If girls scored higher on this Internalized Sexualization Scale (ISS), they tended to have lower grades in three core subjects and on statewide testing. “The study controlled for age, since academic achievement declined as girls got older,” the report notes.
Sarah McKenney, Bigler’s co-author, joined her in setting up an experiment with 95 11- to 15-year old girls.
“The girls thought they were part of a study on students interested in journalism, and they were asked to deliver a mock newscast that would be videotaped,” CSM reported, adding that the girls were “given five minutes alone to prepare” and “told they could use any of the resources in the room, which included the 433-word news transcript as well as various beauty products.”

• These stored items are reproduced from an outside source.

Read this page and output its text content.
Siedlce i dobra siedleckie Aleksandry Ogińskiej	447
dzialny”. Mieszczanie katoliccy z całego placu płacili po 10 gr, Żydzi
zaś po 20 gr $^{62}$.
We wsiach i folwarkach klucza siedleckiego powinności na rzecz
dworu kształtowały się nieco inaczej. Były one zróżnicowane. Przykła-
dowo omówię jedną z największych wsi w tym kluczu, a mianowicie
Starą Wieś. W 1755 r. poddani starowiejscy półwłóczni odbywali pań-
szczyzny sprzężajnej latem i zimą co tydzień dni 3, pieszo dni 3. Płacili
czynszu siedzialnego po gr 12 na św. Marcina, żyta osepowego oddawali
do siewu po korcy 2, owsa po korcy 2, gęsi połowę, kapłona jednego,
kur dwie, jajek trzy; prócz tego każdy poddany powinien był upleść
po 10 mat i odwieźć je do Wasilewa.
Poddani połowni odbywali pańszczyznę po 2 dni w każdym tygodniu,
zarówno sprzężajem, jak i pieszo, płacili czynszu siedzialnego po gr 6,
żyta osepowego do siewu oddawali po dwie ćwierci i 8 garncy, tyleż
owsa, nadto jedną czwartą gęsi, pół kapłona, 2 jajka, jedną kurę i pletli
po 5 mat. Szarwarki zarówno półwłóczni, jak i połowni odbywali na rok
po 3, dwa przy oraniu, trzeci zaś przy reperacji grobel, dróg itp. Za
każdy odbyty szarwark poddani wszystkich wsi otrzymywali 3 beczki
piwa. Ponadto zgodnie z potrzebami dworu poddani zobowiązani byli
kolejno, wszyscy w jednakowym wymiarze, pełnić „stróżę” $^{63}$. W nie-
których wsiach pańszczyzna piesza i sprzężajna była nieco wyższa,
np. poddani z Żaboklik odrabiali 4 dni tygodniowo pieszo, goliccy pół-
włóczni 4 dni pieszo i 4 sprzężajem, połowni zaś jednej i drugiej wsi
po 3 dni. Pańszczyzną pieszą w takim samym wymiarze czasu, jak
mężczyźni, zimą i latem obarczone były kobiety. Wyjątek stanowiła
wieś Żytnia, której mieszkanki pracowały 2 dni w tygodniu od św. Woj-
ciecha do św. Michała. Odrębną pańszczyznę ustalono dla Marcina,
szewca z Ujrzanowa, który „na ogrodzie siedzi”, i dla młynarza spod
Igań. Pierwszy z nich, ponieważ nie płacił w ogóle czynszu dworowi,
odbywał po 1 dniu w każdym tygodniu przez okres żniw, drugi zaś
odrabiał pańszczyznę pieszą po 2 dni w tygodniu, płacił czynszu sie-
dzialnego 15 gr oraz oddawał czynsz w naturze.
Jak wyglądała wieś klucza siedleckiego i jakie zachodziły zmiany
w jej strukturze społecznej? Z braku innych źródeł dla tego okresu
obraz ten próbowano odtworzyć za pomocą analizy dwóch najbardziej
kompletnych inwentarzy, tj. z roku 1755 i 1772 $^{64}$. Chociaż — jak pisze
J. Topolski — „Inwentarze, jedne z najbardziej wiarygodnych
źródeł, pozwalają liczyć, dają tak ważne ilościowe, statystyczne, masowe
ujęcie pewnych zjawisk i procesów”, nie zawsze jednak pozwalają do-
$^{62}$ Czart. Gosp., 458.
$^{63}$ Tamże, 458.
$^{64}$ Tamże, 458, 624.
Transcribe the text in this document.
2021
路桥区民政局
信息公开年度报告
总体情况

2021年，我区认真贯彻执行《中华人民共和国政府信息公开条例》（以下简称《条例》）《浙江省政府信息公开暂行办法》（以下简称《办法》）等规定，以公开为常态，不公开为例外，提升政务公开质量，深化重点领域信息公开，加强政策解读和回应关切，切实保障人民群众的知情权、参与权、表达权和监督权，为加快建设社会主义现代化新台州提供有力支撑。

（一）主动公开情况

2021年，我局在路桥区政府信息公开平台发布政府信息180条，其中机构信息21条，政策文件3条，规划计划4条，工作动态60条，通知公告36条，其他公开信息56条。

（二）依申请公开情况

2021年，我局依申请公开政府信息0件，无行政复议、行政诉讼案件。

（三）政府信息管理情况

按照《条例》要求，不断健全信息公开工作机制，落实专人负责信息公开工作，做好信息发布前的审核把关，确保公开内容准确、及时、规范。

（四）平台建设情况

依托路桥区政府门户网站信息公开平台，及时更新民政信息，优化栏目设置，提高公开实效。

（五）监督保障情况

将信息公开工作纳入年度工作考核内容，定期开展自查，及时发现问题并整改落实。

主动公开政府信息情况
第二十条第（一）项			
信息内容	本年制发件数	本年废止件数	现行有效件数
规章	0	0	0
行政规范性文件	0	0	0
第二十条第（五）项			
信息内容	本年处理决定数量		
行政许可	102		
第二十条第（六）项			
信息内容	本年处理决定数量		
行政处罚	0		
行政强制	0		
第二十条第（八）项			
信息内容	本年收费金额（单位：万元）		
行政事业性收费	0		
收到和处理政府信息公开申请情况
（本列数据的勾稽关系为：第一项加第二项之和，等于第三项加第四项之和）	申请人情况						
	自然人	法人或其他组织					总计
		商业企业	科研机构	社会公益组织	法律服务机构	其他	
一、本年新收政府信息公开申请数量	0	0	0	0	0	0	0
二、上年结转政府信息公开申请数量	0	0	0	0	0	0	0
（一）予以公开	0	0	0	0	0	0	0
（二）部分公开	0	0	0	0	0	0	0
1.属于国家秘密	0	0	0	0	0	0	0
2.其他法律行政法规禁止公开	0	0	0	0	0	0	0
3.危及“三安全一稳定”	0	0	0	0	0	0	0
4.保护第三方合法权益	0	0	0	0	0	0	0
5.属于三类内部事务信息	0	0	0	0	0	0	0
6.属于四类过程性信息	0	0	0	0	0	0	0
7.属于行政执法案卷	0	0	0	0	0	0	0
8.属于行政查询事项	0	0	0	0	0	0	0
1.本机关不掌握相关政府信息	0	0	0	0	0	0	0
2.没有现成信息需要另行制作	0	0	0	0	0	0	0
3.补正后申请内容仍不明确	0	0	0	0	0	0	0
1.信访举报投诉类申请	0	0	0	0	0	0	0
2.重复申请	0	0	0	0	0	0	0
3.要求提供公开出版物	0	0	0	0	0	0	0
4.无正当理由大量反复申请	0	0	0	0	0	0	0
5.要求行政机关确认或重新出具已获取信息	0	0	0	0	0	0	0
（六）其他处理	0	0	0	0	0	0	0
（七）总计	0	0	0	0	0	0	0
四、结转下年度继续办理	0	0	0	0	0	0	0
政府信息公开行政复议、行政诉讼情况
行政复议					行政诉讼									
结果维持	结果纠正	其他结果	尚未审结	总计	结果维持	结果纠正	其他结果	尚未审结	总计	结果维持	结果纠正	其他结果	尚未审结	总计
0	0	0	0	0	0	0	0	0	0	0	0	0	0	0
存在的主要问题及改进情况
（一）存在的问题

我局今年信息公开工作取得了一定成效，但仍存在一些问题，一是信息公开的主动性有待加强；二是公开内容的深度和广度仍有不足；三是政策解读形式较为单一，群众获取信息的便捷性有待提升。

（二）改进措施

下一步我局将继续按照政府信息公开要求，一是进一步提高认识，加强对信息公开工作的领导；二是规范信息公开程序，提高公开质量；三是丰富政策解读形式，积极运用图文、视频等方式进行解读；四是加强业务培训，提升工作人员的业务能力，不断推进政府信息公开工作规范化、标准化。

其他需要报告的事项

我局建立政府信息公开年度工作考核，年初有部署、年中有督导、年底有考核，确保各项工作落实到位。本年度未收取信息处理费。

They were unaware they were being videotaped to see how long they spent reading the transcript versus putting on makeup.
Bigler and McKenney found that the higher the girls ISS scores were, the more time they spent putting on makeup and the less time they spent practicing. Mistakes ensued.
Bigler does tell parents of 10- to 12-year-old girls that “caring about makeup won’t suddenly completely undermine your academic behavior,” but warns that “what could happen is this loop: Even if you only underperform a little, you start to get this message that maybe this area isn’t my strength compared to other girls, and so I should concentrate on, for example, interpersonal relationships rather than work competence.”
What do you think, readers? Are pre-teen, teen and young adult women suffering grade-wise because of a preference for dressing sexy?